Schriftlezing:
Lukas 15: 25-32
25 En zijn oudste zoon was in het veld; en als hij kwam, en het huis genaakte, hoorde hij het gezang en het gerei, 26 En tot zich geroepen hebbende een van de knechten, vraagde, wat dat mocht zijn. 27 En deze zeide tot hem: Uw broeder is gekomen, en uw vader heeft het gemeste kalf geslacht, omdat hij hem gezond weder ontvangen heeft. 28 Maar hij werd toornig, en wilde niet ingaan. Zo ging dan zijn vader uit, en bad hem. 29 Doch hij, antwoordende, zeide tot den vader: Zie, ik dien u nu zo vele jaren, en heb nooit uw gebod overtreden, en gij hebt mij nooit een bokje gegeven, opdat ik met mijn vrienden mocht vrolijk zijn. 30 Maar als deze uw zoon gekomen is, die uw goed met hoeren doorgebracht heeft, zo hebt gij hem het gemeste kalf geslacht. 31 En hij zeide tot hem: Kind, gij zijt altijd bij mij, en al het mijne is uwe. 32 Men behoorde dan vrolijk en blijde te zijn; want deze uw broeder was dood, en is weder levend geworden; en hij was verloren, en is gevonden.

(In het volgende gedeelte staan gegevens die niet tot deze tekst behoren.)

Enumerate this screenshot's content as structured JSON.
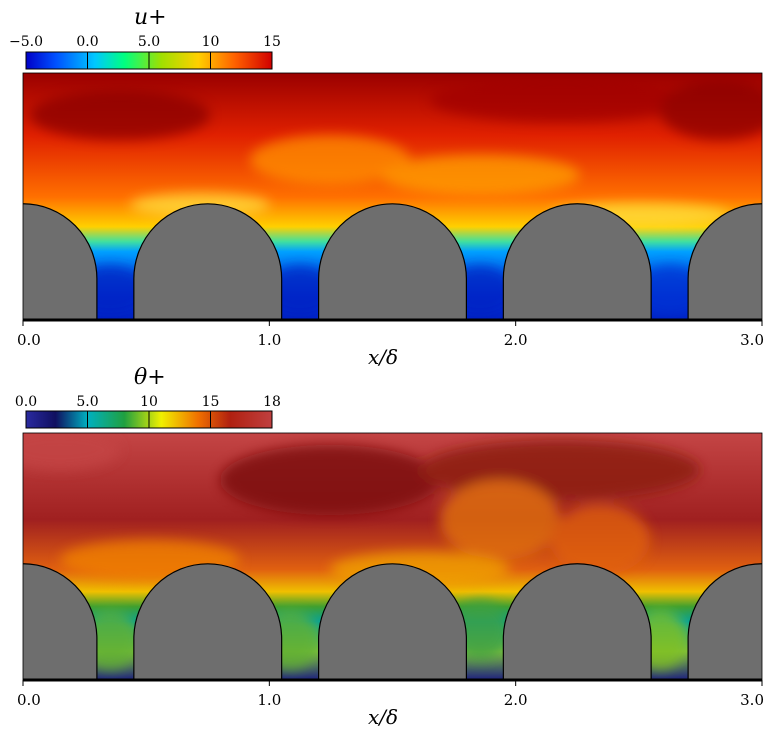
{
  "chart_data": [
    {
      "type": "heatmap",
      "colorbar": {
        "title": "u+",
        "ticks": [
          "−5.0",
          "0.0",
          "5.0",
          "10",
          "15"
        ],
        "range": [
          -5,
          15
        ],
        "colormap": "jet"
      },
      "xlabel": "x/δ",
      "x_ticks": [
        "0.0",
        "1.0",
        "2.0",
        "3.0"
      ],
      "xlim": [
        0,
        3
      ],
      "obstacles_x_centers": [
        0,
        0.75,
        1.5,
        2.25,
        3.0
      ]
    },
    {
      "type": "heatmap",
      "colorbar": {
        "title": "θ+",
        "ticks": [
          "0.0",
          "5.0",
          "10",
          "15",
          "18"
        ],
        "range": [
          0,
          18
        ],
        "colormap": "dark-blue-cyan-green-yellow-red"
      },
      "xlabel": "x/δ",
      "x_ticks": [
        "0.0",
        "1.0",
        "2.0",
        "3.0"
      ],
      "xlim": [
        0,
        3
      ],
      "obstacles_x_centers": [
        0,
        0.75,
        1.5,
        2.25,
        3.0
      ]
    }
  ]
}
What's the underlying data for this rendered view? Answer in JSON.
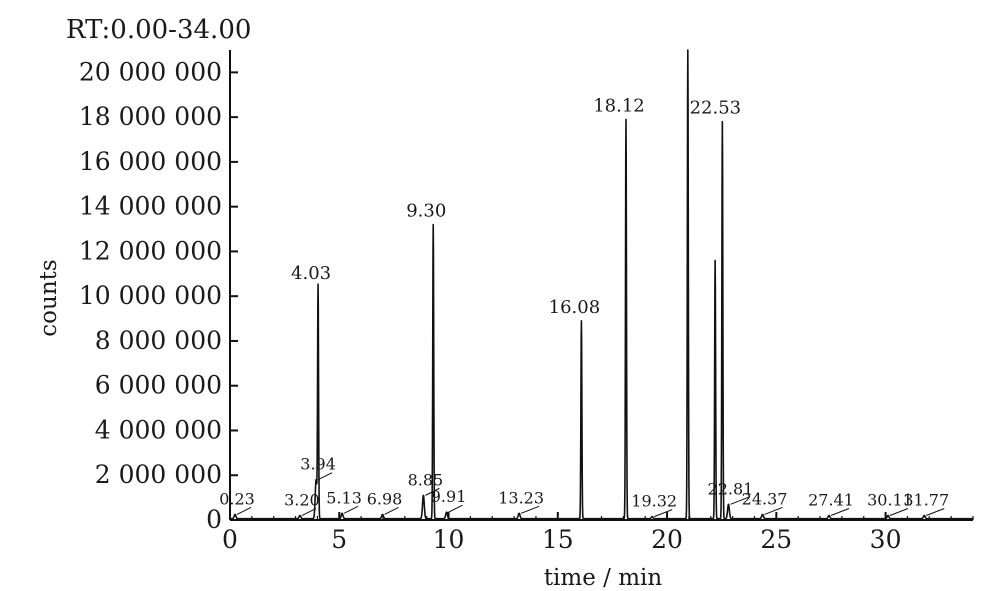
{
  "chart_data": {
    "type": "line",
    "range_label": "RT:0.00-34.00",
    "xlabel": "time / min",
    "ylabel": "counts",
    "xlim": [
      0,
      34
    ],
    "ylim": [
      0,
      21000000
    ],
    "x_ticks": [
      0,
      5,
      10,
      15,
      20,
      25,
      30
    ],
    "y_ticks": [
      0,
      2000000,
      4000000,
      6000000,
      8000000,
      10000000,
      12000000,
      14000000,
      16000000,
      18000000,
      20000000
    ],
    "y_tick_labels": [
      "0",
      "2 000 000",
      "4 000 000",
      "6 000 000",
      "8 000 000",
      "10 000 000",
      "12 000 000",
      "14 000 000",
      "16 000 000",
      "18 000 000",
      "20 000 000"
    ],
    "grid": false,
    "series": [
      {
        "peaks": [
          {
            "x": 0.23,
            "y": 250000,
            "label": "0.23"
          },
          {
            "x": 3.2,
            "y": 200000,
            "label": "3.20"
          },
          {
            "x": 3.94,
            "y": 1800000,
            "label": "3.94"
          },
          {
            "x": 4.03,
            "y": 10400000,
            "label": "4.03"
          },
          {
            "x": 5.13,
            "y": 300000,
            "label": "5.13"
          },
          {
            "x": 6.98,
            "y": 250000,
            "label": "6.98"
          },
          {
            "x": 8.85,
            "y": 1100000,
            "label": "8.85"
          },
          {
            "x": 9.3,
            "y": 13200000,
            "label": "9.30"
          },
          {
            "x": 9.91,
            "y": 350000,
            "label": "9.91"
          },
          {
            "x": 13.23,
            "y": 300000,
            "label": "13.23"
          },
          {
            "x": 16.08,
            "y": 8900000,
            "label": "16.08"
          },
          {
            "x": 18.12,
            "y": 17900000,
            "label": "18.12"
          },
          {
            "x": 19.32,
            "y": 150000,
            "label": "19.32"
          },
          {
            "x": 20.95,
            "y": 21000000,
            "label": ""
          },
          {
            "x": 22.2,
            "y": 11600000,
            "label": ""
          },
          {
            "x": 22.53,
            "y": 17800000,
            "label": "22.53"
          },
          {
            "x": 22.81,
            "y": 700000,
            "label": "22.81"
          },
          {
            "x": 24.37,
            "y": 250000,
            "label": "24.37"
          },
          {
            "x": 27.41,
            "y": 200000,
            "label": "27.41"
          },
          {
            "x": 30.11,
            "y": 200000,
            "label": "30.11"
          },
          {
            "x": 31.77,
            "y": 200000,
            "label": "31.77"
          }
        ]
      }
    ]
  }
}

Gezang 137 wordt voor de preek gezongen
1 Heilig, heerlijk Opperwezen, die het groot heelal gebiedt, alles moog’ verdonk’ring vrezen, maar dat vreest uw luister niet; zitten wij in treurig duister, nog behoudt dat eeuwig licht al zijn glans en al zijn luister, waardig aller lof en dicht.
2 Gij alleen zijt alles waardig, wij, die stof zijn, niet met al; alles zij ten dienst U vaardig, of het sta, dan of het vall’; zo uw luister maar mag blinken, doe dan vrij al wat Gij doet; of wij drijven, of wij zinken, wat Gij doet is altijd goed.
3 Diepe wijsheid zijn uw paden; wijsheid zonder eind of paal zijn, o hoge God, uw daden, zijn uw wegen altemaal! Zijn ze zuurheid, zijn ze zoetheid, wij aanbidden, zwijgen stil, want de wezenlijke goedheid maakt het goed met dat zij ‘t wil.
4 Raad, die scheps’len nooit doorgronden, raad, die ‘t al heeft vastgesteld, en verordend heeft de stonden, en de sterren heeft geteld, o, wij bukken voor die wijze, die verheven raad, die wis al ons danken, al ons prijzen meer dan alles waardig is.
Tot slot Psalm 86: 6
6 Leer mij naar Uw wil te handlen, ‘k Zal dan in Uw waarheid wandlen; Neig mijn hart, en voeg het saam, Tot de vrees van Uwen Naam. Heer’, mijn God, ik zal U loven, Heffen ‘t ganse hart naar boven; ‘k Zal Uw Naam en majesteit Eren tot in eeuwigheid.